How GraphQL Introspection and Batching Can Lead to Full Account Takeover

TLDR: GraphQL endpoints often expose their entire data model through introspection, which provides a roadmap for attackers to identify sensitive fields and bypass authentication. By combining this with query batching, researchers can brute-force 2FA tokens or trigger denial-of-service conditions by overloading the server with thousands of sub-queries in a single request. Security teams must disable introspection in production and implement strict depth limiting and query cost analysis to prevent these common misconfigurations.

Developers love GraphQL because it solves the over-fetching problem inherent in REST. It gives the client exactly what it asks for, nothing more and nothing less. But from an offensive security perspective, that flexibility is a massive liability. When a backend is configured to allow introspection, it essentially hands an attacker the keys to the kingdom, mapping out every available query, mutation, and data relationship. If you are testing a modern web application, you are likely looking at a GraphQL endpoint that is leaking its entire schema.

The Introspection Trap

Introspection is a feature that allows a client to query the GraphQL schema at runtime. While useful for development, leaving it enabled in production is a critical security misconfiguration. When you hit an endpoint with an introspection query, the server returns a complete map of the data model.

Tools like GraphQL Voyager turn this raw JSON output into a visual graph. For a pentester, this is the reconnaissance phase on steroids. You can see exactly which mutations exist, what arguments they require, and how different nodes are linked. If you see a mutation like updateUserPrice or verify2FAToken, you have found your target. The danger is that developers often assume these internal-facing mutations are protected by obscurity, but the schema makes them public knowledge.

Bypassing 2FA with Query Batching

Once you have the schema, the next step is often exploiting the way the server handles requests. GraphQL supports batching, which allows a client to send an array of queries in a single HTTP request. This is intended to improve performance, but it is a goldmine for broken access control and brute-force attacks.

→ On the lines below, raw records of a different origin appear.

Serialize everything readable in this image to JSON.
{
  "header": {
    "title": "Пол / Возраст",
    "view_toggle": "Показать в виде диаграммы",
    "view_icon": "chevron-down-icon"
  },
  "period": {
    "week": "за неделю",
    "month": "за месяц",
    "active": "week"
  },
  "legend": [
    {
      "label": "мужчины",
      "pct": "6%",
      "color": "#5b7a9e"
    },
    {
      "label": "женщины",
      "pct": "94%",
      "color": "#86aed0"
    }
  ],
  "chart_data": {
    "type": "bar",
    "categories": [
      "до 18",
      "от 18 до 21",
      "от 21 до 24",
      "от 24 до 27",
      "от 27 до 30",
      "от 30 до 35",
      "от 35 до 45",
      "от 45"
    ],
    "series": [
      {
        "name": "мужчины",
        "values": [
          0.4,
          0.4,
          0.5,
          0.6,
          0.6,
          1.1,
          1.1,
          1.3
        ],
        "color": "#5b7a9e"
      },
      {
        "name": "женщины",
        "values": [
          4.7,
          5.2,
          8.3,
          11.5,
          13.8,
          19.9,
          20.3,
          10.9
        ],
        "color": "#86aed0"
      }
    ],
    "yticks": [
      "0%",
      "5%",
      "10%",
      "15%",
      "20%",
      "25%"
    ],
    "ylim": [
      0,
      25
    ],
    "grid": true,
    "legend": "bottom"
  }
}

Consider a standard 2FA verification flow. You submit an email and an OTP. If the server is vulnerable to batching, you can send a single request containing thousands of potential OTPs. If the backend processes these in a loop without rate-limiting, you can brute-force a six-digit code in seconds. The server treats the batch as a single request, often bypassing standard rate-limiting mechanisms that only track the number of HTTP requests rather than the number of operations performed.

You can test for this using BatchQL, a tool designed to identify and exploit batching vulnerabilities. If you see the server returning multiple responses for a single request, you have a high-probability path to an authentication bypass.

mutation {
  first: verifyOTP(input: {code: "1234"}) { success }
  second: verifyOTP(input: {code: "5678"}) { success }
  third: verifyOTP(input: {code: "9012"}) { success }
}

Denial of Service via Directive Overloading

Beyond authentication bypass, GraphQL is uniquely susceptible to resource exhaustion. Directive overloading is a technique where an attacker uses runtime directives like @skip or @include to manipulate the execution path. By nesting these directives or creating complex, circular queries, you can force the server to perform significant computation for a single, small request.

If you send a query that asks for a user, then their friends, then their friends' friends, and so on, you can quickly hit the database hard. If the server does not have a depth limit, this is a trivial way to cause a denial-of-service. The impact is amplified when combined with batching, as you can trigger multiple expensive operations in one go.

Defensive Hardening

Defending against these attacks requires moving away from the "default-allow" mindset. First, disable introspection in your production environment. There is no reason for a client to know your entire schema structure. Second, implement depth limiting. A query that is ten levels deep is almost certainly malicious or poorly written. Third, use query cost analysis. Assign a "cost" to each field in your schema and reject any query that exceeds a predefined threshold.

Finally, treat batching as a potential attack vector. If your application does not strictly require batching, disable it. If you must keep it, ensure your rate-limiting logic is aware of the number of operations within a batch, not just the number of HTTP requests.

The shift to GraphQL has been rapid, but the security tooling and mindset are still catching up. As a researcher, your focus should be on the schema. If you can map it, you can break it. Start by checking for introspection, then look for batching, and finally, test the limits of the server's resource allocation. Most of the time, you will find that the developers have left the front door wide open.